Score N2_R7Pendant que nous regagnons nos pénates, un conseil de guerre improvisé se tient dans les souterrains du théâtre d’Asnières.

« Bon les gars, j’ai eu le patron, il accepte de passer l’éponge pour cette fois, mais il n’y aura pas de deuxième chance. Encore un faux-pas contre une équipe du 92, et c’est lui qui prend le premier échiquier.

– Et là, adieu veaux, vaches, GMI, trophées, Top 12…

– Je ne vous le fais pas dire. A part ça il m’a demandé de trouver quelque chose pour faire passer la pilule dans le prochain bulletin municipal. J’attends vos propositions.

– On pourrait dire qu’on a fait exprès de leur accorder le match nul, un peu comme Karpov en simultanée…

– Euh… Je ne le sens pas, personne n’a une meilleure idée ?

– Je sais : on n’a qu’à dire qu’il n’y a plus de petites équipes, blablabla, et broder sur la glorieuse incertitude du sport, tout ça…

– Ah ouais, c’est pas bête. C’est vrai que la beauté du sport réside dans son incertitude où aucune rencontre n’est jouée d’avance. »

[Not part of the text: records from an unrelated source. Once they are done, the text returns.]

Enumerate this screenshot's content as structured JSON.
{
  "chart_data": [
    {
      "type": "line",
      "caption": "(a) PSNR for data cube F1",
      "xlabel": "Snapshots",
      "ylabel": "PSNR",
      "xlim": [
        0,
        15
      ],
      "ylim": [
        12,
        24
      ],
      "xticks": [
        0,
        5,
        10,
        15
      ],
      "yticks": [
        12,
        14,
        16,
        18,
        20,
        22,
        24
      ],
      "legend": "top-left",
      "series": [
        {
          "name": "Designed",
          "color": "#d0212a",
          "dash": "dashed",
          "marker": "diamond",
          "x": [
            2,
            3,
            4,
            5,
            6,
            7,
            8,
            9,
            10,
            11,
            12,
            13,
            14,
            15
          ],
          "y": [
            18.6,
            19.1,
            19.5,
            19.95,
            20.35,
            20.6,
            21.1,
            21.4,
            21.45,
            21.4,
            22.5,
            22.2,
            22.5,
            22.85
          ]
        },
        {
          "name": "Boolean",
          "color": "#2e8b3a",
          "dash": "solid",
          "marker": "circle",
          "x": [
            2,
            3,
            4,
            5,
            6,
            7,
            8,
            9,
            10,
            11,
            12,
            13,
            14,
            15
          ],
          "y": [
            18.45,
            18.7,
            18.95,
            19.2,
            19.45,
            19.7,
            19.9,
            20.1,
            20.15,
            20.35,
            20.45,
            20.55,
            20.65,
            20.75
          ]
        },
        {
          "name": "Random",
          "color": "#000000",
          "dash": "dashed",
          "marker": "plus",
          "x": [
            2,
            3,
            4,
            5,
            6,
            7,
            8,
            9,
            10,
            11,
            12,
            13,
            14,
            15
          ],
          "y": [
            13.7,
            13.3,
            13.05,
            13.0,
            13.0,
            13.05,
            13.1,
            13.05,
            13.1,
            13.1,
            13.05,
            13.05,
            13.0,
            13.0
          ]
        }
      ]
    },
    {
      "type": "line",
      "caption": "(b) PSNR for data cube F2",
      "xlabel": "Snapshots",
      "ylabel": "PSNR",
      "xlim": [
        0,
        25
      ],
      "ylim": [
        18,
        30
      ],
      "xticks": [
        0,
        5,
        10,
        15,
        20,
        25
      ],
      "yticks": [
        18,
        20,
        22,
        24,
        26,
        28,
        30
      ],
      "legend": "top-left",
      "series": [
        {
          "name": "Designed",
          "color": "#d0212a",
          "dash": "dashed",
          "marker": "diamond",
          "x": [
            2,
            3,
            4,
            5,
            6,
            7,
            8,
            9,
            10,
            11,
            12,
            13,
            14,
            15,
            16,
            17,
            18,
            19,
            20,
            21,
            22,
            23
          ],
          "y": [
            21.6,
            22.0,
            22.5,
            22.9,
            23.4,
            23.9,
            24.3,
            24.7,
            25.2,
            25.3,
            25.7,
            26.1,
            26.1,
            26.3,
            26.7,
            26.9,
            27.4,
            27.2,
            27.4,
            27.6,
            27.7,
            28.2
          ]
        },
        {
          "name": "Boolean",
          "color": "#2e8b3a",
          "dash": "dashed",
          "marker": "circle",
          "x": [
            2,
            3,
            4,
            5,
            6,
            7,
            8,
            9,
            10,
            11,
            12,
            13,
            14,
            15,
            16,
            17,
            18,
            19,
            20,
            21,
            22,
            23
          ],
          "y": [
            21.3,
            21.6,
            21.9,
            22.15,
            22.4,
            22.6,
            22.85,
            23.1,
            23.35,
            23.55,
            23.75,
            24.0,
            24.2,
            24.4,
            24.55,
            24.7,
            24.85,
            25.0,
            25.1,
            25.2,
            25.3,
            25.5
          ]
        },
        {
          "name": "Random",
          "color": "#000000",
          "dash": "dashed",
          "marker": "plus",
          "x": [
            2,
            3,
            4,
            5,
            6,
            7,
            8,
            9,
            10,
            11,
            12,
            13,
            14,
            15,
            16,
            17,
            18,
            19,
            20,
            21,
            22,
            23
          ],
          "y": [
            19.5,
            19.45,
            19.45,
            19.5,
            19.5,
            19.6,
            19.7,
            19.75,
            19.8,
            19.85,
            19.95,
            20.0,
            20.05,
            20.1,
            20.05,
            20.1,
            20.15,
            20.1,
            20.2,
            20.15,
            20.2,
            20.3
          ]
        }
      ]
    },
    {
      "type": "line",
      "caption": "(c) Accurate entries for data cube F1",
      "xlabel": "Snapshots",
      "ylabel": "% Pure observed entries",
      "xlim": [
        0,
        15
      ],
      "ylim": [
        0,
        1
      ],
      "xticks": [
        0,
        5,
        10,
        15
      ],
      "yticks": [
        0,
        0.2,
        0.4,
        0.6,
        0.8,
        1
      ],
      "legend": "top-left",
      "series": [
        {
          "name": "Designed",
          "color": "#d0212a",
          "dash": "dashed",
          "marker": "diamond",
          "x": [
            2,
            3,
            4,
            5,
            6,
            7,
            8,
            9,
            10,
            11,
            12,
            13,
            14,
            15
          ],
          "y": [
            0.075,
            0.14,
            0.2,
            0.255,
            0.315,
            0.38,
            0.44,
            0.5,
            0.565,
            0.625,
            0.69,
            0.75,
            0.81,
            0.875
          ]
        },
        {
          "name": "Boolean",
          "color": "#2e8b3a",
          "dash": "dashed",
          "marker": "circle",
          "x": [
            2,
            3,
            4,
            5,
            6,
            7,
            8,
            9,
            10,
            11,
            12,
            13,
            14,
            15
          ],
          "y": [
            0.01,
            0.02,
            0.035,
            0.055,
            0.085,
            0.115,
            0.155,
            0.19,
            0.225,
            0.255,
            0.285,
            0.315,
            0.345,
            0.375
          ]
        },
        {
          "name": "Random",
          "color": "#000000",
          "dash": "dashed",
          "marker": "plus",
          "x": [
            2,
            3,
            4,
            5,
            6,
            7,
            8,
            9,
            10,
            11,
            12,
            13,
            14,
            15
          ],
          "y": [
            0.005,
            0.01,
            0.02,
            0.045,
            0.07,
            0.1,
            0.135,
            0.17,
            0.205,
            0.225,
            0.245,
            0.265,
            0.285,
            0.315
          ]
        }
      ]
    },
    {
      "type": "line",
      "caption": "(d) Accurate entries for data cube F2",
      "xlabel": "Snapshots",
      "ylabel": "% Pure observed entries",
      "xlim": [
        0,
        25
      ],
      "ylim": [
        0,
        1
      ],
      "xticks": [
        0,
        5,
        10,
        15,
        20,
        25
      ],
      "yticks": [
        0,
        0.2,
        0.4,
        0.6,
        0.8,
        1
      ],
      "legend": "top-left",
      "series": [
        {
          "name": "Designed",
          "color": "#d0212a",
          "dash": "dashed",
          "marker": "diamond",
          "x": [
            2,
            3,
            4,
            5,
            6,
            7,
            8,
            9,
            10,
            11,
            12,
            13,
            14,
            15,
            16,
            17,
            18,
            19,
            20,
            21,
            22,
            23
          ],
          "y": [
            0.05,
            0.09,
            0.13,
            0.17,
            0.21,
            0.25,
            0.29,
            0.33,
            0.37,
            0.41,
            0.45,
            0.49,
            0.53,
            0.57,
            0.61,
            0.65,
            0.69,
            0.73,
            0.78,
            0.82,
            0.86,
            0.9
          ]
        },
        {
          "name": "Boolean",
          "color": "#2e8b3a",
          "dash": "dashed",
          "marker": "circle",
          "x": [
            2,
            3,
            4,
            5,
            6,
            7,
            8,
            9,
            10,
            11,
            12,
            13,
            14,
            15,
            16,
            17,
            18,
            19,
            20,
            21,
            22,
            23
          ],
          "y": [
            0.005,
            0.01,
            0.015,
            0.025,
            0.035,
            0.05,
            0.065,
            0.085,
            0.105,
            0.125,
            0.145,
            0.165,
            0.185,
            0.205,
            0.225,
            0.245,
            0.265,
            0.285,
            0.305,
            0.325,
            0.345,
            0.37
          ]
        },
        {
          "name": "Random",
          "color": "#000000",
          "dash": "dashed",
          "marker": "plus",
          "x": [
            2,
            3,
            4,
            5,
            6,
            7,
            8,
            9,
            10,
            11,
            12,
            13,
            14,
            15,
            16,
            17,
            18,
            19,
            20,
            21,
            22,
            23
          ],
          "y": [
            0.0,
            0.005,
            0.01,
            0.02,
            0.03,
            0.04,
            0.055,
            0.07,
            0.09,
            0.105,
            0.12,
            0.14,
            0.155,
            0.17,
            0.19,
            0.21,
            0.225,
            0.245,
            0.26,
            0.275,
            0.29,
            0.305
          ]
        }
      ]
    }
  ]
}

Et si on disait qu'on l'a fait exprès ?
« La beauté du sport… Non, B-E-A-U…’

 

 (*) Citation presque authentique ! Il en fallait bien une.

3 Comments

  1. Trop drôle! Merci beaucoup Bertrand !!
    Je suis aussi le coupable, c’est bien moi qui ai proposé nulle, pour déstabiliser mon adversaire, sachant qu’il est 2200 Elo, et qu’il jouait avec les blancs… Je pensais qu’il n’accepterait jamais… Et j’étais le premier surpris qu’il accepte sans même consulter son capitaine!! Il était fatigué après un voyage, et j’étais fatigué après le match de samedi, et l’aller-retour à minuit à Roissy pour chercher un Grand-Maître et puis préparer dîner, petit-déj….. Plein de détails qui restent en coulisse. On aurait pu gagner! Je m’en veux maintenant! :)))

  2. Bertrand laisse tomber ton métier et fais du journalisme, tu es génial .
    j’ai pris beaucoup de plaisir a lire ton reportage , je pense que je vais le reprendre devant un echiquier.
    bravo , en plus j ai bien ri .

  3. Bonjour,
    Je suis tombé un peu par hasard sur votre site…et ça fait assez mal parce que je mes suis trop tapé le cul parterre! (excusez la vulgarité). Superbes articles, Bravo!